Tedaviye muhtaç aliller, ruhun perişaniyetiyle sarsık zeliller ve günahlarla Müslümanlığın ayıbı hâline gelmiş kirlileriz; ama, bizi arınma kurnalarına götürecek yollar perişan, köprüler de çoktan yıkılmış.. biz kansızlıkla kıvranıyoruz ama üzerimizde kan emen bir sürü sülük var; zafiyetle tir tir titreyip duruyoruz ama tepemize inip kalkan balyozlar da eksik olmuyor. Çok defa, hevâ, heves fırtınaları karşısında hazan yemiş yapraklar gibi savrulup duruyoruz.. rüzgârlar sert esiyor, barınaklar iğreti; hülyalarımız pamuk gibi yumuşak, realiteler ise tipi-boranla soluklanıyor.

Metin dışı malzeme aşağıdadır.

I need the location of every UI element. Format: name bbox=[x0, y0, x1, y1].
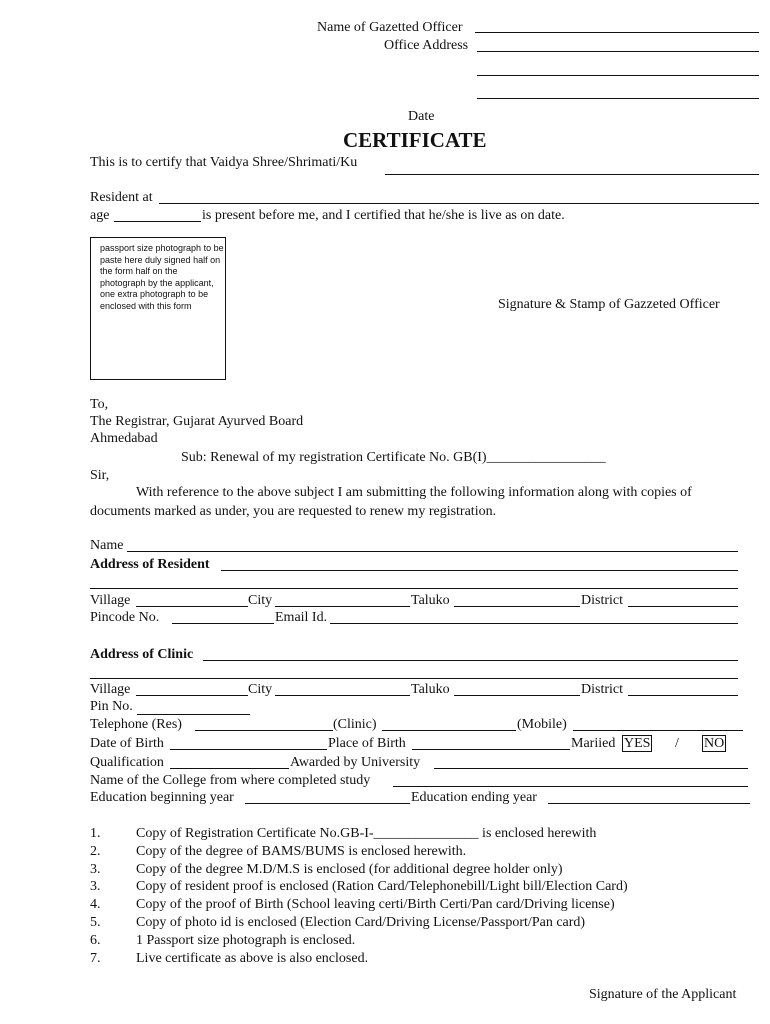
pin-no-field[interactable] bbox=[137, 714, 250, 715]
email-field[interactable] bbox=[330, 623, 738, 624]
village-field[interactable] bbox=[136, 606, 248, 607]
university-field[interactable] bbox=[434, 768, 748, 769]
city-label: City bbox=[248, 593, 273, 608]
edu-end-field[interactable] bbox=[548, 803, 750, 804]
email-label: Email Id. bbox=[275, 610, 328, 625]
page-title: CERTIFICATE bbox=[343, 128, 487, 152]
resident-address-field-2[interactable] bbox=[90, 588, 738, 589]
officer-name-label: Name of Gazetted Officer bbox=[317, 20, 463, 35]
clinic-address-label: Address of Clinic bbox=[90, 647, 194, 662]
qualification-field[interactable] bbox=[170, 768, 289, 769]
enclosure-number: 2. bbox=[90, 844, 101, 859]
resident-field[interactable] bbox=[159, 203, 759, 204]
married-no-option[interactable]: NO bbox=[704, 736, 725, 751]
clinic-city-field[interactable] bbox=[275, 695, 410, 696]
clinic-village-label: Village bbox=[90, 682, 131, 697]
pincode-field[interactable] bbox=[172, 623, 274, 624]
salutation: Sir, bbox=[90, 468, 110, 483]
office-address-label: Office Address bbox=[384, 38, 469, 53]
age-field[interactable] bbox=[114, 221, 201, 222]
district-label: District bbox=[581, 593, 623, 608]
officer-name-field[interactable] bbox=[475, 32, 759, 33]
present-statement: is present before me, and I certified that he/she is live as on date. bbox=[202, 208, 565, 223]
married-separator: / bbox=[675, 736, 679, 751]
taluko-label: Taluko bbox=[411, 593, 450, 608]
subject-line: Sub: Renewal of my registration Certificate No. GB(I)_________________ bbox=[181, 450, 606, 465]
edu-begin-label: Education beginning year bbox=[90, 790, 234, 805]
office-address-field-1[interactable] bbox=[477, 51, 759, 52]
telephone-mobile-label: (Mobile) bbox=[517, 717, 567, 732]
enclosure-item: Copy of Registration Certificate No.GB-I-_______________ is enclosed herewith bbox=[136, 826, 597, 841]
dob-label: Date of Birth bbox=[90, 736, 164, 751]
name-field[interactable] bbox=[127, 551, 738, 552]
enclosure-number: 1. bbox=[90, 826, 101, 841]
qualification-label: Qualification bbox=[90, 755, 164, 770]
office-address-field-2[interactable] bbox=[477, 75, 759, 76]
to-label: To, bbox=[90, 397, 109, 412]
practitioner-name-field[interactable] bbox=[385, 174, 759, 175]
taluko-field[interactable] bbox=[454, 606, 580, 607]
university-label: Awarded by University bbox=[290, 755, 421, 770]
date-label: Date bbox=[408, 109, 435, 124]
enclosure-item: Copy of resident proof is enclosed (Ration Card/Telephonebill/Light bill/Election Card) bbox=[136, 879, 628, 894]
applicant-signature-label: Signature of the Applicant bbox=[589, 987, 737, 1002]
enclosure-item: Copy of the degree M.D/M.S is enclosed (for additional degree holder only) bbox=[136, 862, 563, 877]
pob-label: Place of Birth bbox=[328, 736, 406, 751]
dob-field[interactable] bbox=[170, 749, 327, 750]
age-label: age bbox=[90, 208, 110, 223]
clinic-taluko-field[interactable] bbox=[454, 695, 580, 696]
paragraph-line-1: With reference to the above subject I am submitting the following information along with copies of bbox=[136, 485, 692, 500]
city-field[interactable] bbox=[275, 606, 410, 607]
village-label: Village bbox=[90, 593, 131, 608]
enclosure-number: 4. bbox=[90, 897, 101, 912]
pin-no-label: Pin No. bbox=[90, 699, 133, 714]
resident-label: Resident at bbox=[90, 190, 153, 205]
edu-begin-field[interactable] bbox=[245, 803, 410, 804]
paragraph-line-2: documents marked as under, you are requested to renew my registration. bbox=[90, 504, 497, 519]
telephone-res-field[interactable] bbox=[195, 730, 333, 731]
enclosure-number: 5. bbox=[90, 915, 101, 930]
enclosure-number: 7. bbox=[90, 951, 101, 966]
city-line: Ahmedabad bbox=[90, 431, 158, 446]
enclosure-number: 3. bbox=[90, 879, 101, 894]
clinic-address-field-1[interactable] bbox=[203, 660, 738, 661]
officer-signature-label: Signature & Stamp of Gazzeted Officer bbox=[498, 297, 720, 312]
certify-text: This is to certify that Vaidya Shree/Shrimati/Ku bbox=[90, 155, 358, 170]
resident-address-label: Address of Resident bbox=[90, 557, 210, 572]
married-label: Mariied bbox=[571, 736, 616, 751]
pincode-label: Pincode No. bbox=[90, 610, 160, 625]
clinic-district-label: District bbox=[581, 682, 623, 697]
photo-instructions: passport size photograph to be paste here duly signed half on the form half on the photograph by the applicant, one extra photograph to be enclosed with this form bbox=[100, 243, 224, 311]
clinic-taluko-label: Taluko bbox=[411, 682, 450, 697]
edu-end-label: Education ending year bbox=[411, 790, 537, 805]
clinic-village-field[interactable] bbox=[136, 695, 248, 696]
passport-photo-box bbox=[90, 237, 226, 380]
telephone-clinic-label: (Clinic) bbox=[333, 717, 377, 732]
enclosure-number: 3. bbox=[90, 862, 101, 877]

Doğru-dürüst hiçbir şey olamamışız, her şey olmuşluğun hesaplarıyla oturup kalkıyoruz. Ortada mülk yok, saltanat yok, Süleymanlık rüyaları görüyoruz. Ne gönülden Ramazan olabildik, ne de oruç; ama her zaman sahur davulu gibi güm güm ötüp durduk. Boyumuzun kat kat üstünde bir gurur âbidesi gibiyiz. Amansız hâdiseler karşısında karton gibi bir hâlimiz var; gel gör ki, granit olduğumuz iddiasındayız.

Makam sevgisi, şöhret hissi, rahat etme düşüncesi, tenperverlik duygusu boyunlarımızda âdeta çelikten bir kement; her biri birer gayya olan bu duygulardan bir türlü kurtulamıyor ve mahiyet-i nefsü'l-emriyemize göre kendimiz olamıyoruz. Dünya ve ukbâ kazancı adına ne ciddî bir hesap ne de tutarlı bir plâna sahibiz. Kazançlar kuşağında sürekli kaybediyoruz; kaybederken de muhtemel daha kötü durumlarla teselli olmaya çalışıyoruz. Zamanı suçlama, şartlara lânetler yağdırma da ayrı bir avunma yolu. Suç ve günah bize ait, zamana sövmenin âlemi ne.! Zehri içen biziz, kimyacıya küfretmek de neden!?. Devran ne bize ne de başkasına bir kötülükte bulundu; biz kendi devranımızı yıkıp târumar ettik. Yanlış okuma, yanlış yorumlama ve yanlış anlama bizi kuralsız bir toplum hâline getirdi. Dağınık, derbeder ve kullanılmaya müsait bir hâlimiz var; gelen başımıza basıp geçiyor, giden başımıza basıp geçiyor. Biz, "mevcutla iktifa" deyip istirahate çekilmişiz. Şeytanları şehrâyinlerle sevindirecek, melekleri üzüntüye boğacak bir tuhaflık içindeyiz. Zahirî hâlimize bakılacak olursa, her yanımızda kıyamet ışıkları çakıp duruyor. Bu kıyamete "dur" diyecek, seher yolculuğuna azmetmiş olanların ağzında birer fermuar var. Topraklarımıza Hârût-Mârût büyüsü düşmüş gibi anlaşılmaz ihtilâçlar yaşıyoruz. İnsanlar birbirine yabancı; vifak ve ittifak nikâhı, Allah'ın buğz ettiği talâka emanet; nefsanî duygularımız yeni fırtınalar çıkarma cephesi oluşturma peşinde ve hepimiz şahsî düşüncelere ipotek gibiyiz.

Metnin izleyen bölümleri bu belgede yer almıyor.